Building a Fair Measure of English Writing Skills: An Interview With Larry Davis
Below is a conversation between ETS’ Director of Research, Larry Davis, who has played a leading role in TOEFL® research for more than a decade, and John Clark, Director of Strategic Initiatives. You can read more of Larry’s research here.
Larry, I wanted to start with a question about your academic background. Is it true that you first earned a bachelor’s degree in fisheries science?
Yes, I had a bachelor's of science in animal science with an emphasis in aquaculture and then did a master's in fisheries science.
Wild! This may be an unfair question, but are there any ties between these fields and language assessment, the career you've chosen?
They’re very different fields of study, to be sure. But there are some commonalities. And those have to do with needing to figure out how to measure things and then analyze what you measure.
In my work in fisheries, we studied salmon physiology and migration behavior.
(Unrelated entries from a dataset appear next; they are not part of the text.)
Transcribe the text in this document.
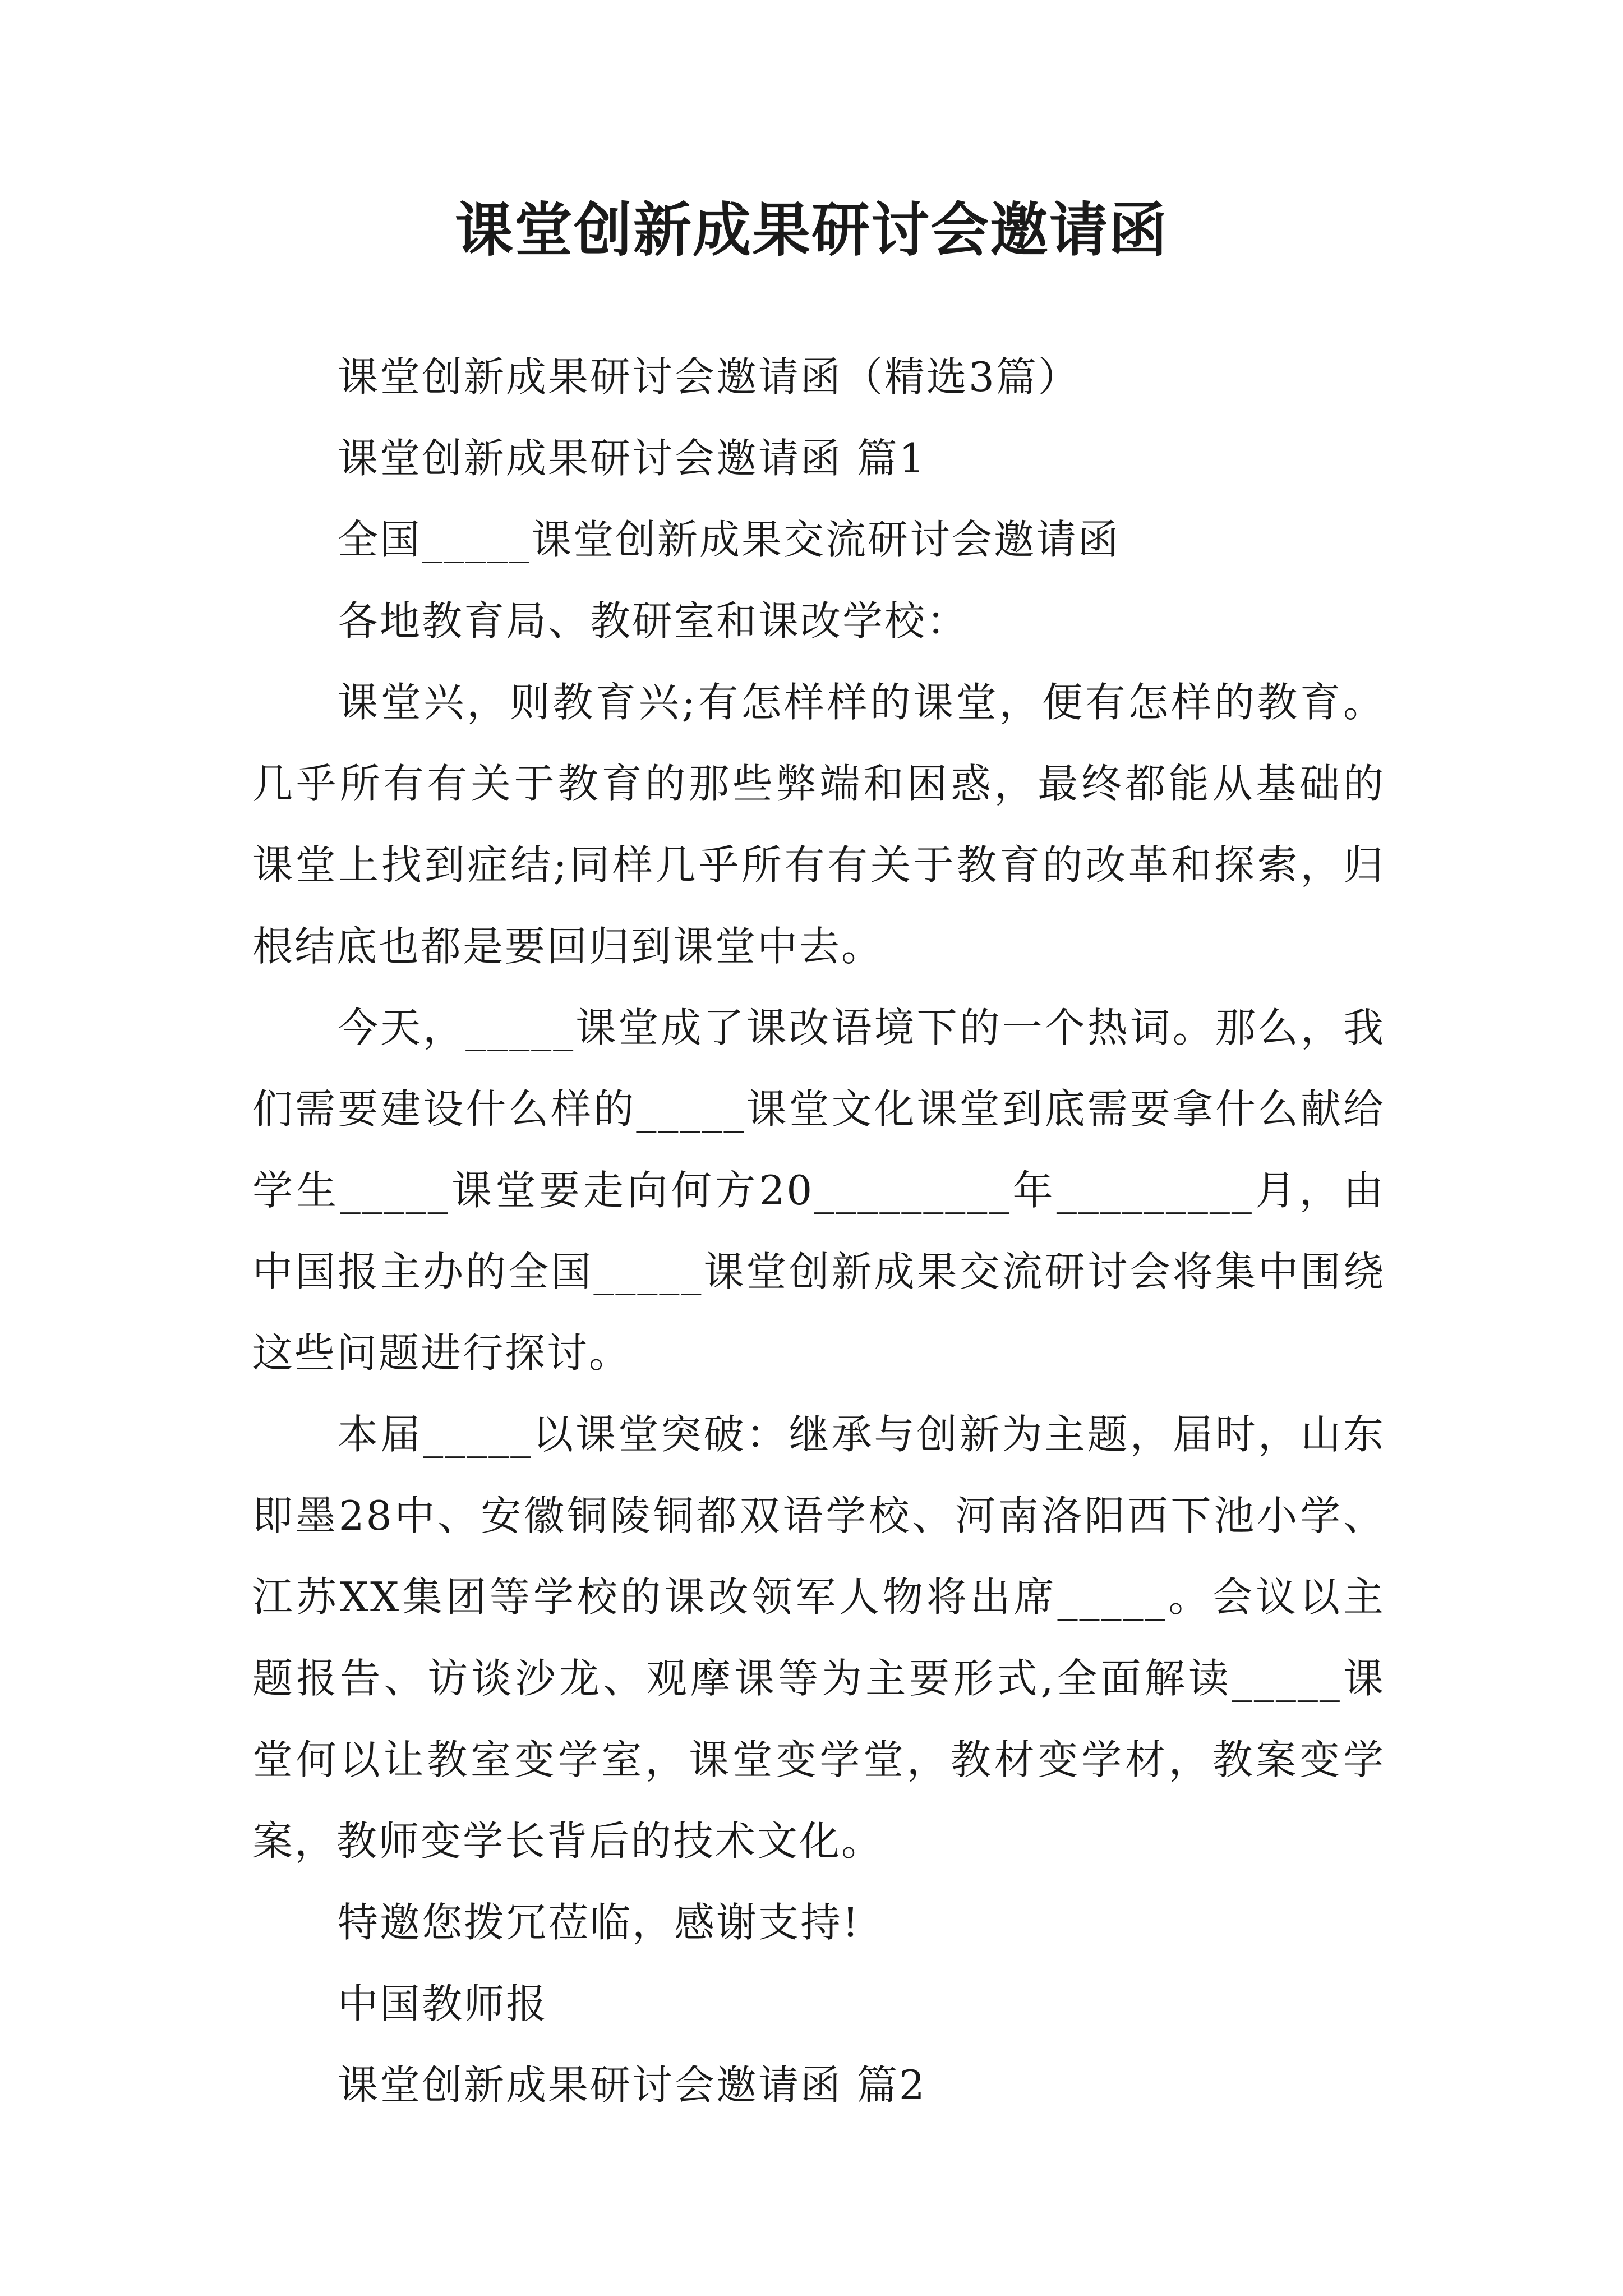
课堂创新成果研讨会邀请函

课堂创新成果研讨会邀请函（精选3篇）

课堂创新成果研讨会邀请函 篇1

全国_____课堂创新成果交流研讨会邀请函

各地教育局、教研室和课改学校：

课堂兴，则教育兴;有怎样样的课堂，便有怎样的教育。几乎所有有关于教育的那些弊端和困惑，最终都能从基础的课堂上找到症结;同样几乎所有有关于教育的改革和探索，归根结底也都是要回归到课堂中去。

今天，_____课堂成了课改语境下的一个热词。那么，我们需要建设什么样的_____课堂文化课堂到底需要拿什么献给学生_____课堂要走向何方20_________年_________月，由中国报主办的全国_____课堂创新成果交流研讨会将集中围绕这些问题进行探讨。

本届_____以课堂突破：继承与创新为主题，届时，山东即墨28中、安徽铜陵铜都双语学校、河南洛阳西下池小学、江苏XX集团等学校的课改领军人物将出席_____。会议以主题报告、访谈沙龙、观摩课等为主要形式,全面解读_____课堂何以让教室变学室，课堂变学堂，教材变学材，教案变学案，教师变学长背后的技术文化。

特邀您拨冗莅临，感谢支持!

中国教师报

课堂创新成果研讨会邀请函 篇2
And there weren't always settled ways of measuring phenomena related to these things.
So a big part of that job is figuring out, first of all, how do you measure something that's going to tell us anything of interest? And then once you have those data, how do you evaluate it or analyze it to inform decision making?
In language testing, it's the same problem. What sort of evidence do we collect of someone's ability to communicate in English? How do we collect this data? And how do we evaluate it in a way that can be useful for informing decision-making?
So they’re very different fields, but they both face a similar type of problem.
That’s a very helpful comparison. By the way, I've been to the salmon ladders on the Willamette River in Oregon, where they've built structures that allow salmon to swim around dams to spawn upstream. That's the extent of my salmon knowledge.
I've been deep into places like that, including inside big hydroelectric dams where you probably can't even get access to anymore because of security concerns.
Ah! You seem to have selected a less dangerous field. But you’ve laid the groundwork for the topic I wanted to discuss.
One of the thorniest challenges in English assessment is figuring out how to collect meaningful indicators of a student's English writing ability. How do you think about the challenges inherent to testing writing skills on a standardized exam?
I think a fundamental challenge is that, just as you have implied, we can only feasibly collect a very brief sample of what someone can do in writing.
And then on the basis of that sample – whether it's ten minutes or an hour or even a couple of hours – that's just a small portion of all the writing that someone might do, both in terms of the number of words they write over their academic career, as well as the different kinds of writing that someone might do in their academic study.
So the game is really about prediction. We're collecting a sample of what they can do. And then on the basis of that sample, we're making some extrapolations to what we think this person is likely to be able to do in the real world. So that's the fundamental challenge.
There are different reasonable approaches to addressing that challenge. In one sense, you can take a relatively brief sample and combine it with other data to get a sense of someone's general ability. And this is the approach that's typical of language proficiency tests.
At the other end of the spectrum, you can have someone do tasks that are very specific to a given situation, and that would inform more direct inferences about what somebody can do in that situation.
This type of ‘specific purposes’ test might be something like a bar exam, which is probably a little bit closer to the writing that a lawyer would be expected to do as opposed to the kind of very general writing that we tend to assess on language proficiency tests.
Specific to TOEFL, you and our colleague, John Norris, led our efforts to research the impact of a new question type called Write for an Academic Discussion. Why did ETS see fit to revisit how we tested writing on TOEFL?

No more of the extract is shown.